Japan to give Washington new cherry trees to replace ones lost to construction

Japan will give 250 new cherry trees to Washington, D.C., which is removing over 100 of its trees due to a construction project.

Japanese Prime Minister Fumio Kishida announced the donation during a visit to the White House on Wednesday, about a month before 140 cherry trees will be removed to build a more secure sea wall around the Tidal Basin. This new construction is being done in order to protect the Thomas Jefferson Memorial and Franklin Delano Roosevelt Memorial.

“I am confident that the cherry blossom-like bond of the Japan-U.S. alliance will continue to grow even thicker and stronger, in the Indo-Pacific and in all corners of the world,” Kishida said.

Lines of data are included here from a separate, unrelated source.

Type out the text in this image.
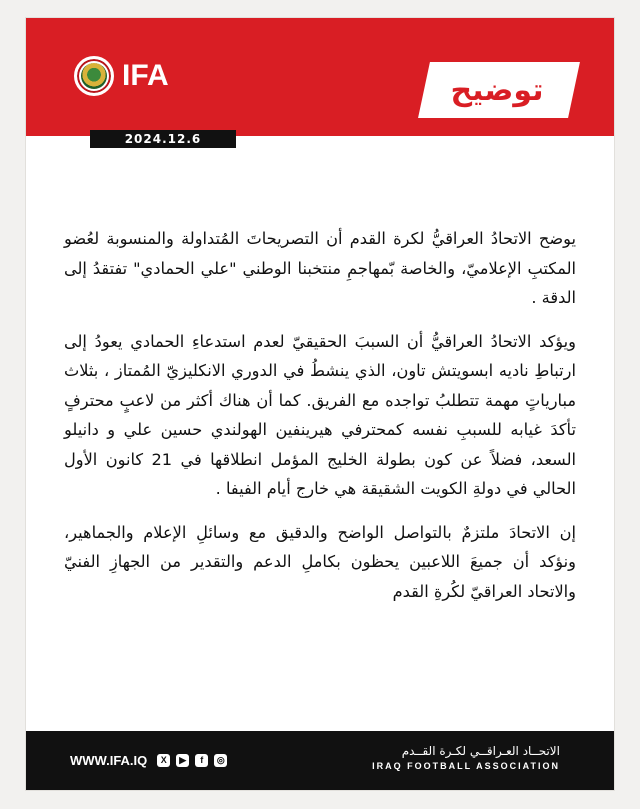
IFA	توضيح
2024.12.6

يوضح الاتحادُ العراقيُّ لكرة القدم أن التصريحاتَ المُتداولة والمنسوبة لعُضو المكتبِ الإعلاميّ، والخاصة بّمهاجمِ منتخبنا الوطني "علي الحمادي" تفتقدُ إلى الدقة .

ويؤكد الاتحادُ العراقيُّ أن السببَ الحقيقيّ لعدم استدعاءِ الحمادي يعودُ إلى ارتباطِ ناديه ابسويتش تاون، الذي ينشطُ في الدوري الانكليزيّ المُمتاز ، بثلاث مبارياتٍ مهمة تتطلبُ تواجده مع الفريق. كما أن هناك أكثر من لاعبٍ محترفٍ تأكدَ غيابه للسببِ نفسه كمحترفي هيرينفين الهولندي حسين علي و دانيلو السعد، فضلاً عن كون بطولة الخليج المؤمل انطلاقها في 21 كانون الأول الحالي في دولةِ الكويت الشقيقة هي خارج أيام الفيفا .

إن الاتحادَ ملتزمٌ بالتواصل الواضح والدقيق مع وسائلِ الإعلام والجماهير، ونؤكد أن جميعَ اللاعبين يحظون بكاملِ الدعم والتقدير من الجهازِ الفنيّ والاتحاد العراقيّ لكُرةِ القدم

WWW.IFA.IQ	X	▶	f	◎
الاتحــاد العـراقــي لكـرة القــدم
IRAQ FOOTBALL ASSOCIATION
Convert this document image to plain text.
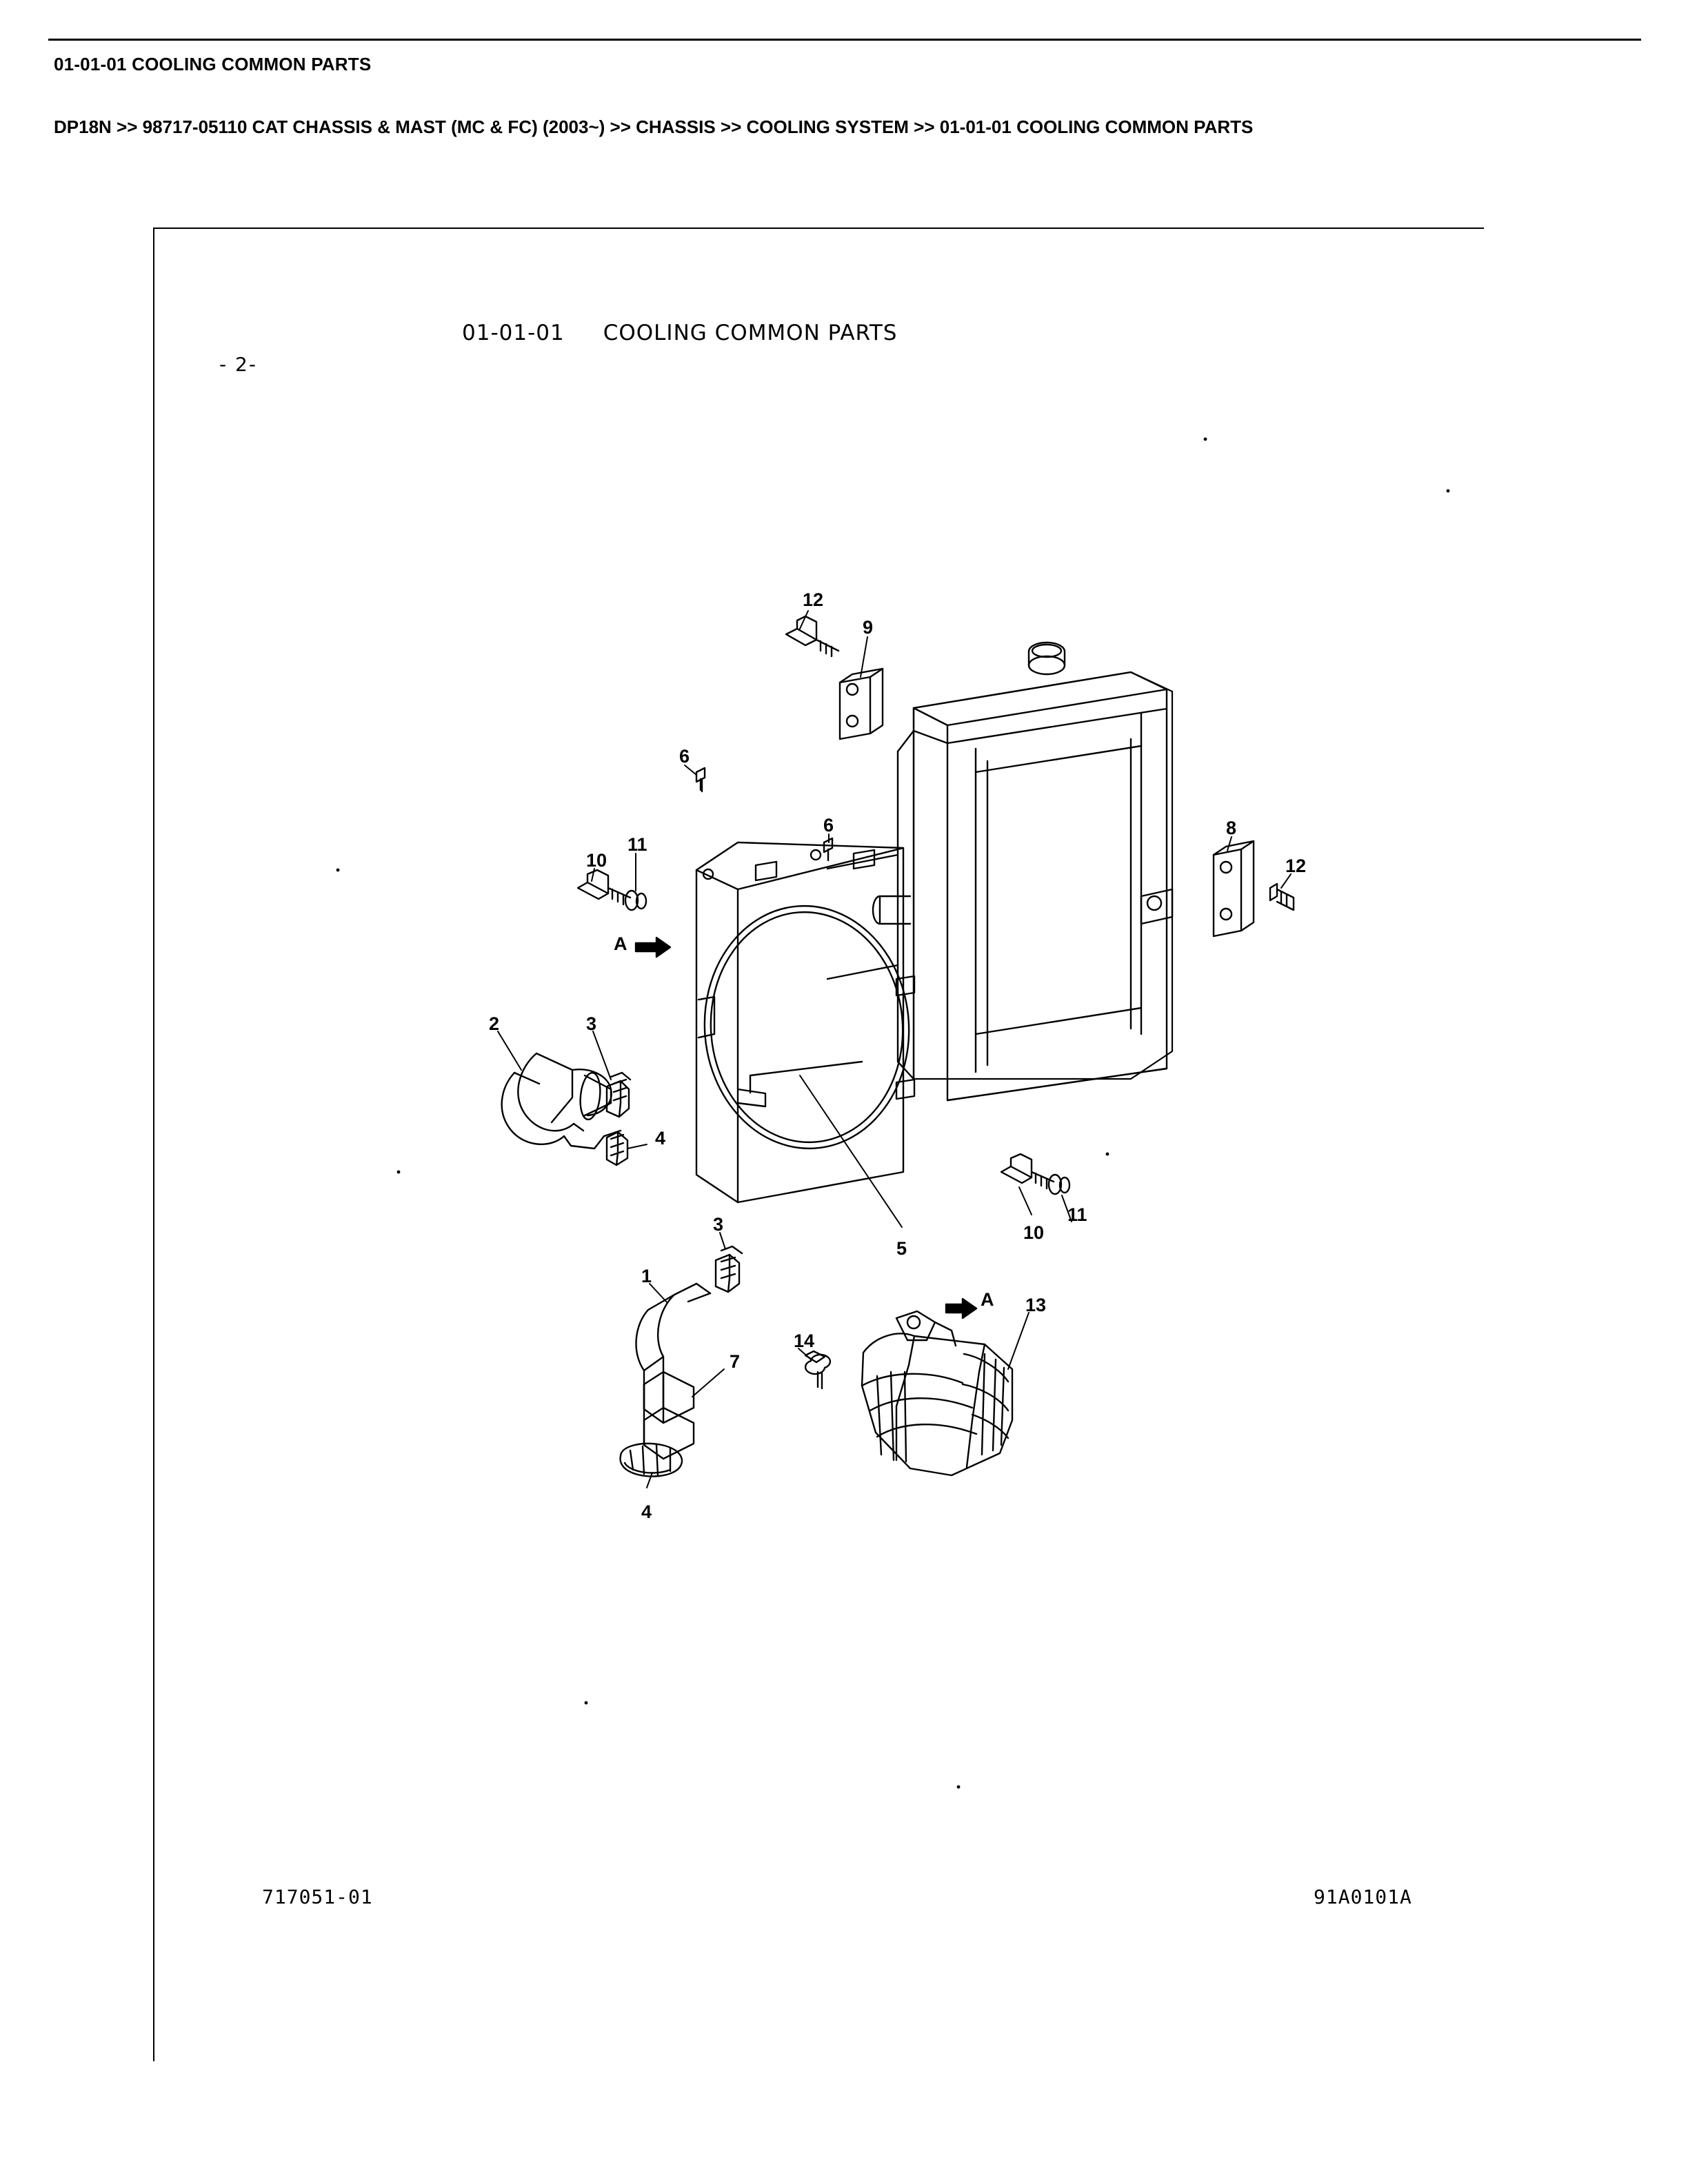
01-01-01 COOLING COMMON PARTS
DP18N >> 98717-05110 CAT CHASSIS & MAST (MC & FC) (2003~) >> CHASSIS >> COOLING SYSTEM >> 01-01-01 COOLING COMMON PARTS
01-01-01 COOLING COMMON PARTS
- 2-
717051-01	91A0101A
12
9
6
6	8
12
10
11
2	3
4
5
10
11
3
1
7
14
13
4
A
A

President Joe Biden explained that Japan’s donation of 250 trees is meant to tie into the United States’s 250th anniversary, which is set for 2026.

Among the cherry trees set to be removed next month is Stumpy, a beloved tree that still blooms every year despite its disheveled appearance. The National Park Service has stated it will take clippings from Stumpy to create a new baby tree in the same location. 


The construction of the Tidal Basin is being done as part of a $113 million refurbishment project, which includes repairs to the reservoir due to rising water levels and damage caused over time.

This refurbishment project will begin in May and will be completed in 2027.